“Karaoke people are nuts. Yeah, they’re just a step above the Thursday night comedy crowd.” These words came from the joke-spewing mouth of comedian Carolyn Busa and were followed with laughter and applause from an appreciative audience.
Those in attendance at Temple’s Public Relations Student Society of America’s comedy show, “It’s Always Funny in Philadelphia,” spent an evening in the Underground in the Student Center listening to a variety of jokes. From waking up in bed next to Cookie Monster to the election, crime on campus and comparing an untrained dog to a college roommate, the show covered just about everything.
PRowl, PRSSA’s sister organization, helped coordinate the comedy night.
“We heard it’s comedy, and we expect to laugh,” said Kia Dunlap, a freshman university studies major. “We laugh at everything, and I have a friend in PRSSA, so I just came out to support.”
Dunlap and others enjoyed pizza, drinks and more, as local comedians filled the night with laughter, slight giggles and table-slapping humor.
The 18-year-old Joe Dougherty, a senior in high school, was the master of ceremonies at the event.
“So, anybody having sex? What’s that like?” Dougherty said at the beginning of the show.
Dougherty, who attends Roman Catholic High School, said he’d been doing comedy for about two years.
“I just looked the show up on my own. It was a great time, and I’d love to come back, if I get invited back,” he laughingly added.
The light-hearted event was one of many for the professional student organizations PRSSA and PRowl.
“We have bake sales, like any organization,” said Mary Bienkowski, a junior public relations major and director of fundraising for PRSSA. “We also had a Philadelphia Eagles event, and we’re having an open mic on Dec. 4 called ‘Oral in the Underground.’”
“For a student-run event, I think it’s great,” PRSSA President Lindsay Bues said.
“It’s good because it’s so hands-on,” said Bues, a senior public relations major. “We deal with all aspects of advertising, sending out information and getting exposure for the event.”

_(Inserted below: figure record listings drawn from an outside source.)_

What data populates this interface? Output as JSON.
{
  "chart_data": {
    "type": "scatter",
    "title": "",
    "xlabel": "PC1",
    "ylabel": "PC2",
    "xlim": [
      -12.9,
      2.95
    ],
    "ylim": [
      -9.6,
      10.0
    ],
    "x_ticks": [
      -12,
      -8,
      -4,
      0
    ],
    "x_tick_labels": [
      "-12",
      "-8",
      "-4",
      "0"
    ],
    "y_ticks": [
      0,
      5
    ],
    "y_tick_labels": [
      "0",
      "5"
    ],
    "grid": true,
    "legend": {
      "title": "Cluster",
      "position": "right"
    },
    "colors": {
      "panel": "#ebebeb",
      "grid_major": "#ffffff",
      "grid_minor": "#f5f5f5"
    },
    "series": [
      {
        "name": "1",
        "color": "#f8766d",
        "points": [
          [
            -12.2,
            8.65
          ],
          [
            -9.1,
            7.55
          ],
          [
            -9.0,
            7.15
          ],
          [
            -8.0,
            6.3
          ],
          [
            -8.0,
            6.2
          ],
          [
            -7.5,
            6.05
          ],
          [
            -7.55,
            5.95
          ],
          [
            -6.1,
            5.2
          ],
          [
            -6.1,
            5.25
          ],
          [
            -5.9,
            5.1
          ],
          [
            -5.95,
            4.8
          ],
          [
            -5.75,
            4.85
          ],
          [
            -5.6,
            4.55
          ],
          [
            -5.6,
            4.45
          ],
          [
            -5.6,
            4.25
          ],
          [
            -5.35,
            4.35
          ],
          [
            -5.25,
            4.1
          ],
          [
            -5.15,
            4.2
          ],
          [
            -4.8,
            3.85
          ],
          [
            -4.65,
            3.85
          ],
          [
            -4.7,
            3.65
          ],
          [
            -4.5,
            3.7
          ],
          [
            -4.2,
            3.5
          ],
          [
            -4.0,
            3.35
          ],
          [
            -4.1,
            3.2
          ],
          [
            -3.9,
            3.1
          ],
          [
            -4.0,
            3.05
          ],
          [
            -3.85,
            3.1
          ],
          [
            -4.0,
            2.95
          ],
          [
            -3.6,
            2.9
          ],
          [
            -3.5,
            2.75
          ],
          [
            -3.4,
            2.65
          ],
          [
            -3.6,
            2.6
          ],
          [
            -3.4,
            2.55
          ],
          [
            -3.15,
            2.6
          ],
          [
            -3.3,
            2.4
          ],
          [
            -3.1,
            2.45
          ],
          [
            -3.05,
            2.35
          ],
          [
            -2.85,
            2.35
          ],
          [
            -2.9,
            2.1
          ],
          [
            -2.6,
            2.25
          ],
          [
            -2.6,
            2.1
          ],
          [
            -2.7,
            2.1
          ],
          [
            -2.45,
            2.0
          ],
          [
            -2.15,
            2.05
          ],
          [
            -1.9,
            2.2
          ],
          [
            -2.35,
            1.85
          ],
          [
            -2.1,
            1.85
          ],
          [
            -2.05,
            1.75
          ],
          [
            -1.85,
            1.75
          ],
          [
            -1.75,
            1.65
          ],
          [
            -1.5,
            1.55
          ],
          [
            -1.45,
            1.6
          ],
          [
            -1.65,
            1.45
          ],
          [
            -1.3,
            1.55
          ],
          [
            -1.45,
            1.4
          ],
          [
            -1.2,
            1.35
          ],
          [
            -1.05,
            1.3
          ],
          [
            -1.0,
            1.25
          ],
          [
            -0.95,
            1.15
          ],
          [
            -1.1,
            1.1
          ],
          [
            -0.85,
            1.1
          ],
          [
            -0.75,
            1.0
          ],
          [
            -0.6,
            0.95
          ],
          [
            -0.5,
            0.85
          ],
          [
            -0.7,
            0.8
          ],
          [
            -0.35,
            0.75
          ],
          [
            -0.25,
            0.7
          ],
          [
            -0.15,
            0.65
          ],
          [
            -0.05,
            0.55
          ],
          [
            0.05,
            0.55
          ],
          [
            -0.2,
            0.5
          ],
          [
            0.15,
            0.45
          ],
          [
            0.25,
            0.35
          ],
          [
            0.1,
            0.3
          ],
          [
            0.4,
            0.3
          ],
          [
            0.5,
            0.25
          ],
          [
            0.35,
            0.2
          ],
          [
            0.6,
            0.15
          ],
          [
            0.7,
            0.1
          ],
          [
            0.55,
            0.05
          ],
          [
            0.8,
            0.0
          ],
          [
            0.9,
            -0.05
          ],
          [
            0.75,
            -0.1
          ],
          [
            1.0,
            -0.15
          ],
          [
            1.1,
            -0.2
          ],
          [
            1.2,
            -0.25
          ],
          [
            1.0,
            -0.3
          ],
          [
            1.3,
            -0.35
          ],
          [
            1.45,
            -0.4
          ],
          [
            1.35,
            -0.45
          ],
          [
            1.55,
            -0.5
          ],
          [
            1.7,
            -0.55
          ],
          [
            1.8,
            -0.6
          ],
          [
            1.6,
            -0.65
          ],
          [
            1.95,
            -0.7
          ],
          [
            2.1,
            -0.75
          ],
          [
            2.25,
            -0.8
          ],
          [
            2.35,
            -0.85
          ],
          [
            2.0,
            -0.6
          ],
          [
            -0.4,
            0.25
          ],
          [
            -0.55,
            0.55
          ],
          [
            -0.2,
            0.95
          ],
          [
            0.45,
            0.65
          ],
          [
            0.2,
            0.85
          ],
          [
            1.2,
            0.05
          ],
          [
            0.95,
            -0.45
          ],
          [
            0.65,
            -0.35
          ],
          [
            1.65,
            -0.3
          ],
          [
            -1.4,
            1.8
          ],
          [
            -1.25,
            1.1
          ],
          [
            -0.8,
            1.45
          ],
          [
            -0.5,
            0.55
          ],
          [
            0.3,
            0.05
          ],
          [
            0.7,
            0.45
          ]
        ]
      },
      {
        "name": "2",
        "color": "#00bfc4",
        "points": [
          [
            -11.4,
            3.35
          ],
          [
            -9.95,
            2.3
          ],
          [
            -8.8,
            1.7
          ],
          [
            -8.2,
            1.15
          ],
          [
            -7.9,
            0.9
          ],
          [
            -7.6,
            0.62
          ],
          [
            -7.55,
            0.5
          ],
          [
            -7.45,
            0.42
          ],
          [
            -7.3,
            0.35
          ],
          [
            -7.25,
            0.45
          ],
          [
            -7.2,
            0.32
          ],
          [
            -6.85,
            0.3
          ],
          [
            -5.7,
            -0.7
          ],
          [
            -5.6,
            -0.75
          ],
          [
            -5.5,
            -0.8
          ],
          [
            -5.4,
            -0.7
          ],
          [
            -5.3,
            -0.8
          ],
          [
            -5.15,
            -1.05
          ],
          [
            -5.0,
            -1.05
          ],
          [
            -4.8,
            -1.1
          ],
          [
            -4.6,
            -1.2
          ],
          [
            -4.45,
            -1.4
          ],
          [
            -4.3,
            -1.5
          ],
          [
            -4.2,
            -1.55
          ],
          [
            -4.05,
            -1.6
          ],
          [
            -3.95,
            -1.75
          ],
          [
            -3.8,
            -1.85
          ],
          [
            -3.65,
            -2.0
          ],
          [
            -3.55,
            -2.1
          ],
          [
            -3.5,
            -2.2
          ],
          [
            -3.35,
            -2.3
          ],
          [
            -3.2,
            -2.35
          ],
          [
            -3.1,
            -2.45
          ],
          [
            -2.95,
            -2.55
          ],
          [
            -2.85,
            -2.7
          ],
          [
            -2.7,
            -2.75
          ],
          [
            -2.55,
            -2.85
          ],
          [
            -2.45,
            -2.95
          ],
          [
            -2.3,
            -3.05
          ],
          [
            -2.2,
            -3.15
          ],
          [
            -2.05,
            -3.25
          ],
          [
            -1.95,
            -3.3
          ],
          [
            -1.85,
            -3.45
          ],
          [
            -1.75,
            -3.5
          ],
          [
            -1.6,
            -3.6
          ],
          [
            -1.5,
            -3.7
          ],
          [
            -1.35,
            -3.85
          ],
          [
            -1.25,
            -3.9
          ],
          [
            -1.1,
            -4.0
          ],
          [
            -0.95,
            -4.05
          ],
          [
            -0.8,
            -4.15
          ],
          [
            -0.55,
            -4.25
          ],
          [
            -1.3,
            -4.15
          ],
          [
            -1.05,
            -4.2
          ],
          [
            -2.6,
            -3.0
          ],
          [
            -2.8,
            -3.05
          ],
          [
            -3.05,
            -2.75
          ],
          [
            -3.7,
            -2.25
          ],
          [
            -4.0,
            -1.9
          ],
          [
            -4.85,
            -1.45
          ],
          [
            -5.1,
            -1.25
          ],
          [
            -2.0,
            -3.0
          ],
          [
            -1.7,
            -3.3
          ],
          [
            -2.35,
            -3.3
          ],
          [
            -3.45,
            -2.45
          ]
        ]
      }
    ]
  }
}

Exposure is a broad statement. The organizations made fliers and verbally spread the word before resorting to their last marketing public relations “stunt,” which included a man dressed entirely in green spandex passing out fliers, days before the event.
Bues said while the comedy night was the third installment of the comedy series, it started last year with Temple student and comedian Pat House, who performed Thursday night.
“I just reached out and got them to come,” said House, a senior communications major. “I’ve been doing comedy for about five years now, and these events are always a blast.”
“I’m graduating soon,” said House, as he stood with microphone in hand at the front of the room. After announcing his upcoming graduation, House cut the audience’s applause short, by saying “I’m 24 guys, it’s about time.”
“I’m truly excited about the show,” said junior Jaime Scofield, firm director of PRowl. “It’s great to co-host events like this with PRSSA.”
Marketing and public relations major Scofield said PRowl is designed to give members experience of dealing with real clients, taking what they learn in classroom and applying it elsewhere.
Scofield said PRowl has about 15 members, all of whom are a part of PRSSA, which has about 45 members.
“It’s always fun to see how these events go and to plan them,” said Janaye Guinn, a senior public relations major and member of PRSSA.
“I’m here to support [Guinn], but I love seeing the comedians, too,” said Jason Williams, a senior marketing major.
Those in attendance received an evening’s worth of laughs from start to finish.